Florinda dijo que el líquido le había irritado la garganta y las cuerdas vocales. No podía pronunciar una palabra. Esto, sin embargo, era la menor de sus preocupaciones. Cuando llegó a su casa, Celestino esperaba en un estado de frenesí. Al ser incapaz de hablar, Florinda estaba en posición de observarlo. Notó que su ira no tenía nada que ver con la preocupación por su salud, sino con la preocupación por su posición como hombre de riqueza y estatus social. No podía soportar ser visto por sus influyentes amigos recurriendo a curanderos indios. Estaba furioso, gritando que iba a llevar su queja al cuartel general del ejército, hacer que los soldados capturaran a la mujer curandera y la trajeran a la ciudad para ser azotada y arrojada a la cárcel. No eran solo amenazas vacías; de hecho, presionó a un comandante militar para que enviara una patrulla tras la curandera. Los soldados regresaron unos días después con la noticia de que la mujer había huido.
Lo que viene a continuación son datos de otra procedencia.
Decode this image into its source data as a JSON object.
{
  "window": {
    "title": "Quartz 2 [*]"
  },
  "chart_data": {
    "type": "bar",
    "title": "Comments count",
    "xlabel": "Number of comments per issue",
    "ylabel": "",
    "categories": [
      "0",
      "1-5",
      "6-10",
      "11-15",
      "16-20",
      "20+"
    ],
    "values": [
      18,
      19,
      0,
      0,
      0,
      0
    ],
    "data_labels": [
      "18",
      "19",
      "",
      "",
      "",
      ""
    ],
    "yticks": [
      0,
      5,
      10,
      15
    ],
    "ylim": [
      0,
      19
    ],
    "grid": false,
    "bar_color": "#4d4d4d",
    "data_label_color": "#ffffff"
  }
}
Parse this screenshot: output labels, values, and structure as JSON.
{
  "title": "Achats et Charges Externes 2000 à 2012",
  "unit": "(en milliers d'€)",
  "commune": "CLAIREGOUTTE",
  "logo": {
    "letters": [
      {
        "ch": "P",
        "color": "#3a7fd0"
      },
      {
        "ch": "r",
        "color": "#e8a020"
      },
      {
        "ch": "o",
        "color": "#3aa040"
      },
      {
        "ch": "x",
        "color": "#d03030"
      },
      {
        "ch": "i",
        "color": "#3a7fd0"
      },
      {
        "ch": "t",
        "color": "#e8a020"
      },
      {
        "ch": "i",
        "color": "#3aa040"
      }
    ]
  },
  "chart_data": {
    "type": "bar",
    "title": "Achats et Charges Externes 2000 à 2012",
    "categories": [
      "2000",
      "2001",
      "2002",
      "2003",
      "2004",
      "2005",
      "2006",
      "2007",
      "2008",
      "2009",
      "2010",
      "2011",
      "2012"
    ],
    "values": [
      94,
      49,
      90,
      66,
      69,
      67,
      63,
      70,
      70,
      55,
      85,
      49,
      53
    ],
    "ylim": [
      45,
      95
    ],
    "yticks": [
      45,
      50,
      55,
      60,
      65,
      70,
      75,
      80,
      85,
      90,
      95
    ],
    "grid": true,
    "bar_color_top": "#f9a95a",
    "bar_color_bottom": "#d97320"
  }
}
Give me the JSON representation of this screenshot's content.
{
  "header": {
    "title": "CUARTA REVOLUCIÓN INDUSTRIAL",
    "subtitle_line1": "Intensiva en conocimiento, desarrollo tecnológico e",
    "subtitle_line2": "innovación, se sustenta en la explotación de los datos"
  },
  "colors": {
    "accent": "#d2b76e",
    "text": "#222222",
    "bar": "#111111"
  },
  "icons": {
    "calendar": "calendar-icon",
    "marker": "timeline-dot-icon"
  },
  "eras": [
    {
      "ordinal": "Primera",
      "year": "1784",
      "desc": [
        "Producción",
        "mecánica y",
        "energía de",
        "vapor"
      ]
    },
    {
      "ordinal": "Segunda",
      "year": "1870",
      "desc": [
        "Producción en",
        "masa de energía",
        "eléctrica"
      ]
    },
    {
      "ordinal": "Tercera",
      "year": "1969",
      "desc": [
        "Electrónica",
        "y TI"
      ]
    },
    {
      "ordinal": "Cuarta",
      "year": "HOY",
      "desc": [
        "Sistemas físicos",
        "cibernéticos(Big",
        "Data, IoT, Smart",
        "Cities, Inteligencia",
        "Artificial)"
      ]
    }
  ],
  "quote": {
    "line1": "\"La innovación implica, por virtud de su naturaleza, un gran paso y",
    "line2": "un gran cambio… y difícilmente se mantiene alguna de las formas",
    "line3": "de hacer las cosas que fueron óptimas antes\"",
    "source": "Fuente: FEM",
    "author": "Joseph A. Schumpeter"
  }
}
Florinda se tranquilizó gracias a su doncella, quien le aseguró que la curandera la estaría esperando si decidía volver. Aunque la inflamación de su garganta persistía hasta el punto de que no podía comer alimentos sólidos y apenas podía tragar líquidos, Florinda apenas podía esperar el día en que se suponía que debía volver a ver a la curandera. La medicina había aliviado el dolor en su pierna. Cuando le hizo saber a Celestino sus intenciones, él se enfureció lo suficiente como para reunir ayuda para poner fin a esa tontería él mismo. Él y tres de sus hombres de confianza se adelantaron a caballo.
Florinda dijo que cuando llegó a la casa de la curandera, esperaba encontrarla quizás muerta, pero en su lugar encontró a Celestino sentado solo.